From such a weak position, there is no hope for the Palestinians in this current round of negotiations. Don't get me wrong, if the "peace process" stays "on track" then life in the occupied territories will improve. International funds will help the Palestinian economy, I was going to say "get up off it's knees", but somehow the phrase "get up to its kness" seems more appropriate. The hudna, should it hold, will decrease the average Palestinian civilian's chance of having their life ended by an IDF bullet or missile (directed at "terrorists" of course).

Those of us who live in gentler and more prosperous circumstances should not diminsh the importance of even a small improvement in the lives of the Palestinian people. However, this does not change the fact that politically the situation will not improve for the Palestinian people now that the Israelis have deigned to sit down with their leader.

There is no way in the current circumstances that talks will lead to a lasting peace. It is impossible for the very simple reason that the Israeli government does not want to make the sacrifices necessary to achieve this goal. For Sharon "peace" does not mean ending the occupation but rather re-configuring it. He needs Palestinian agreement only to supervise those areas of the West Bank which, for security reasons, he would rather not control directly. For the Palestinian people such a "deal" is not peace, it's surrender.

If the point comes when Abbas makes clear that he can't and won't sell Bantustans to his people as "historic compromise", then Sharon can just as easily say "Fine then, go back to your war which wasn't working. See you in a couple of years when we have even more settlers in Judea and Samaria."

Should the talks break down in such a manner, expect the same commentators who are currently lauding Abbas as a "moderate" to lambast him in the most caustic terms for "throwing away the chance for peace".

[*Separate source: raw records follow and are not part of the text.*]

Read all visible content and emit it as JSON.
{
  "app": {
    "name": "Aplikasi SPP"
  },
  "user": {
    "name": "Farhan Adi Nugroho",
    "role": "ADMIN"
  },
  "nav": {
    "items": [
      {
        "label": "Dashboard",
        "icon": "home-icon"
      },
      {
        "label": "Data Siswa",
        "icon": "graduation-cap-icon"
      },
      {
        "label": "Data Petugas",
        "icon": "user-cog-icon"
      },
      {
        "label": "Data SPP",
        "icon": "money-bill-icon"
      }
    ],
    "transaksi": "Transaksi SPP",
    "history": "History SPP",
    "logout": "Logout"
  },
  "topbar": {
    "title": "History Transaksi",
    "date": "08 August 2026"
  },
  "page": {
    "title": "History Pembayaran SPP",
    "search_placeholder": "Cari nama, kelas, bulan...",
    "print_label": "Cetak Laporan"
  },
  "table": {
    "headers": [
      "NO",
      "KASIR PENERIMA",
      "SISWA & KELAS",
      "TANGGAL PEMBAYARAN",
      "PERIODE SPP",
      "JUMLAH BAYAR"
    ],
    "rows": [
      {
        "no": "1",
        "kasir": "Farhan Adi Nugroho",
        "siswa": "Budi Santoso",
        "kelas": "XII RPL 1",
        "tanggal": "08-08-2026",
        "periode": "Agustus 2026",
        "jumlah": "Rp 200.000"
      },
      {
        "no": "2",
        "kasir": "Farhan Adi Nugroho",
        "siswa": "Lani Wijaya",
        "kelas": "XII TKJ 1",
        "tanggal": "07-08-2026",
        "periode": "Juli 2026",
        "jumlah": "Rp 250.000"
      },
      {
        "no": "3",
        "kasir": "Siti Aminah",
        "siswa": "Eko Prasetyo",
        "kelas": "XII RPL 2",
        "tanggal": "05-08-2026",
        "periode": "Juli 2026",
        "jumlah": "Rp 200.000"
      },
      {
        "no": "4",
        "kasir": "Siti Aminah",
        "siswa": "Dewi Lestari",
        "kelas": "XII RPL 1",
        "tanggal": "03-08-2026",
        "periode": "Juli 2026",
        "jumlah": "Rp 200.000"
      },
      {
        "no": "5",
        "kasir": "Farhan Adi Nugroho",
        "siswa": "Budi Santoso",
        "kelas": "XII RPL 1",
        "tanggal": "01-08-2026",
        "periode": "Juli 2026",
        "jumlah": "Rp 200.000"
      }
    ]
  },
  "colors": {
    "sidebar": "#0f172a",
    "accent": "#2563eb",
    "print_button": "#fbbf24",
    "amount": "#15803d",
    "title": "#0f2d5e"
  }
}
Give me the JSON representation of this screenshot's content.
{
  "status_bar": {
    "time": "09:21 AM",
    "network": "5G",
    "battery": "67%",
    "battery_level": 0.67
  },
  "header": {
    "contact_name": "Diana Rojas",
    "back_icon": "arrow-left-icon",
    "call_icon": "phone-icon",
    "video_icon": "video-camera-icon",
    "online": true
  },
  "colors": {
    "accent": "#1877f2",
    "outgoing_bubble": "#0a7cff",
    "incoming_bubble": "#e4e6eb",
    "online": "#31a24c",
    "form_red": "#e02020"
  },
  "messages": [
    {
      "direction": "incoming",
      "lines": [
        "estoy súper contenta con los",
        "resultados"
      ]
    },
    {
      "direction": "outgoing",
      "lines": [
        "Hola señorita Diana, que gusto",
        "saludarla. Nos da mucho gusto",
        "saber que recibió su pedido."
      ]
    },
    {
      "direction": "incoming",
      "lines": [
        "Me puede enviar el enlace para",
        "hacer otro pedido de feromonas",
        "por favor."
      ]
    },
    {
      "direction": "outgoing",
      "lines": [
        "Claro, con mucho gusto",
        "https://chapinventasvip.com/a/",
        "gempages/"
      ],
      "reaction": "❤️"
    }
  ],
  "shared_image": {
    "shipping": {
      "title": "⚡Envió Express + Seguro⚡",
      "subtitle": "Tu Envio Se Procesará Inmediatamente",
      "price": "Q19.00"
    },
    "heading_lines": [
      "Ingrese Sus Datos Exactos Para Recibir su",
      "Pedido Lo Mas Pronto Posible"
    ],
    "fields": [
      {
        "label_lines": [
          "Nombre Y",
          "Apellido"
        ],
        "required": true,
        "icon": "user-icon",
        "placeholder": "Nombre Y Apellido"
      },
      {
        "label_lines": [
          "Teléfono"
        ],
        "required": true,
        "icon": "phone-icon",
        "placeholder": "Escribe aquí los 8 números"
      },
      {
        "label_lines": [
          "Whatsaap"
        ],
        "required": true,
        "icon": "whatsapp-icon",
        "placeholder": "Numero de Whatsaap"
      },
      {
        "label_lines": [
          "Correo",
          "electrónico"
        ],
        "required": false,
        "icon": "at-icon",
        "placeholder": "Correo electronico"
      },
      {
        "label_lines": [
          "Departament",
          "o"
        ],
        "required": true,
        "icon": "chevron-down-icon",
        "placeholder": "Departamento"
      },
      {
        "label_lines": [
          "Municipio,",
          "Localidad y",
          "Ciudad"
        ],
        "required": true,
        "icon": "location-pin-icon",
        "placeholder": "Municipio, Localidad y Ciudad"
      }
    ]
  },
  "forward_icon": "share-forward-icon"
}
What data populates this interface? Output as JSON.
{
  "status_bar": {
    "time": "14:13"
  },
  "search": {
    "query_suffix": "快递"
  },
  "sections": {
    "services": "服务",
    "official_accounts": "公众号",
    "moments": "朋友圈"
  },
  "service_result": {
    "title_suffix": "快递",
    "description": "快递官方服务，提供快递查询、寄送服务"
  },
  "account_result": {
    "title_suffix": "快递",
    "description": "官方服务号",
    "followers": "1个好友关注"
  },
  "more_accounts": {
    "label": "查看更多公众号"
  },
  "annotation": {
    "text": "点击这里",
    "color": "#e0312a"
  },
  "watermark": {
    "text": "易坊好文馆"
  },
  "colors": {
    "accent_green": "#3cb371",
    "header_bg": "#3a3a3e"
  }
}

I am not saying that Abbas should not enter into negotaitions in the current climate. There is nothing to be lost by turning up and going through the motions. By so doing he will allow his people to give peace a glance, to have a respite from war. In any case refusing to talk to the Israelis would only play into their hands.

But every Palestinian, whether at leadership or grass-roots level, should have no illusions that the current talks process has any chance of realising their national aspirations. Everyone should perpare for the post-talks atmosphere.

For me, this means readying for a third intifada, which learns the lessons of the first by avoiding the mistakes of the second. Palestinians must embrace the largely non-violent resistance of the original uprising if they are ever to enter the negotiaiting chamber with something to cover their modesty.